In practice, you need to clearly identify the company sending the email in the “From:” line. You can comply with this mandate either by listing the sender’s company affiliation along with their name as the sender, or by simply having the email come from the company’s website domain. With respect to the deceptive title, the key is to communicate with reasonable accuracy what is actually in the email. If someone can predict with some accuracy the content of the email from the title, you’re probably safe.

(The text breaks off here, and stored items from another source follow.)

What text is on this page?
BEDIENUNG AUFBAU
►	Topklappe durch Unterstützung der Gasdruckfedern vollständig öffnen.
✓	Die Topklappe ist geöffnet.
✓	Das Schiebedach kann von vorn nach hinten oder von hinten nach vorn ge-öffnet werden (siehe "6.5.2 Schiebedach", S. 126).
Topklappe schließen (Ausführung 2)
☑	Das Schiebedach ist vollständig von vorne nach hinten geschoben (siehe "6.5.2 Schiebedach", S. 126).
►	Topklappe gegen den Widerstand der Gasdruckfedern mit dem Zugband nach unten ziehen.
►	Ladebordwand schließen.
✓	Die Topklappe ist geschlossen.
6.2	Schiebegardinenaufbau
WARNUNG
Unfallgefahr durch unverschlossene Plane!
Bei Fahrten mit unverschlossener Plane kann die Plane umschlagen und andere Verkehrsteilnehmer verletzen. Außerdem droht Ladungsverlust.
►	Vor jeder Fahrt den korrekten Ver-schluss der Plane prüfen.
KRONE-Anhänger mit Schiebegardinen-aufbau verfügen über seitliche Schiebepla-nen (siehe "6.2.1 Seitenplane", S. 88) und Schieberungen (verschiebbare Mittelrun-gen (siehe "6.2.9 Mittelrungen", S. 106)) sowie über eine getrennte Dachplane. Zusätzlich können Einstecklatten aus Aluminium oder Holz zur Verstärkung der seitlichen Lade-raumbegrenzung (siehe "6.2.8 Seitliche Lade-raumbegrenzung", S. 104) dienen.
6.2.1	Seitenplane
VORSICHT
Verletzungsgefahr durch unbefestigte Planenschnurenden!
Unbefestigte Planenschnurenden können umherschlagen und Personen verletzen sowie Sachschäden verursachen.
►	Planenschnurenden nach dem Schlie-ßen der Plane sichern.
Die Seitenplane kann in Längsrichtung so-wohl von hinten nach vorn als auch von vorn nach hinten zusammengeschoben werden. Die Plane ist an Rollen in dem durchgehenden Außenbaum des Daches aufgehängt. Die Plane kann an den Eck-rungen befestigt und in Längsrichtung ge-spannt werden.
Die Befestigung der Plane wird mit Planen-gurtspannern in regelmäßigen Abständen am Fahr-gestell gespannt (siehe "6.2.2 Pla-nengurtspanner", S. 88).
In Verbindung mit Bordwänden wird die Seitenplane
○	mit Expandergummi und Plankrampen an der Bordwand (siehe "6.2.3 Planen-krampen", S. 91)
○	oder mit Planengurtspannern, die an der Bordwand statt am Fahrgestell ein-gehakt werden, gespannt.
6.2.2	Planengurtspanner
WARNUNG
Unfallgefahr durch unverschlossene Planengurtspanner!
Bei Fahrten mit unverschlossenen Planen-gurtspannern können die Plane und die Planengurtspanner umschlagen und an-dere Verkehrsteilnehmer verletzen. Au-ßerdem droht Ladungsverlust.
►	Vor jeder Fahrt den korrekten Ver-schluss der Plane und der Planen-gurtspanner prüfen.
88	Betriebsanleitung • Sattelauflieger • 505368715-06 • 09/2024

The law is the law, and so as a company you should be aware of it and follow it, particularly high-profile or high-volume companies. However, it is also important to understand whether, how, and how vigorously a specific law is enforced.
While there are some extreme cases of spammers that have faced criminal prosecution and prison time for their acts under CAN-SPAM, the vast majority of violators have faced financial penalties. While, when enforced, these penalties can be substantial, the reality is that enforcement has been very spotty, with the vast majority of violators going unpunished. Because enforcement of the law is exclusively given to the FTC and Internet Service Providers (as opposed to individuals) there are few cases brought by anyone except the government, and those that have gone to trial have had mixed results. Again, that isn’t to say that you should ignore the law, but rather, appreciate that if you’re attempting to follow it in good faith but happen to make a mistake, the chances of having that mistake lead to action by the FTC is slim.
In summary, CAN-SPAM creates some definite requirements that company’s need to account for when sending emails. Given the lackluster way in which it is enforced, some smaller companies may be inclined to not do so when inconvenient. However, it is also important to remember that in addition to legal penalties, should you wish to take on investors, lenders, or a merger you will typically have to sign a representation that you haven’t violated any federal laws. Thus, violating the law may have consequences that extend beyond actual civil or criminal enforcement.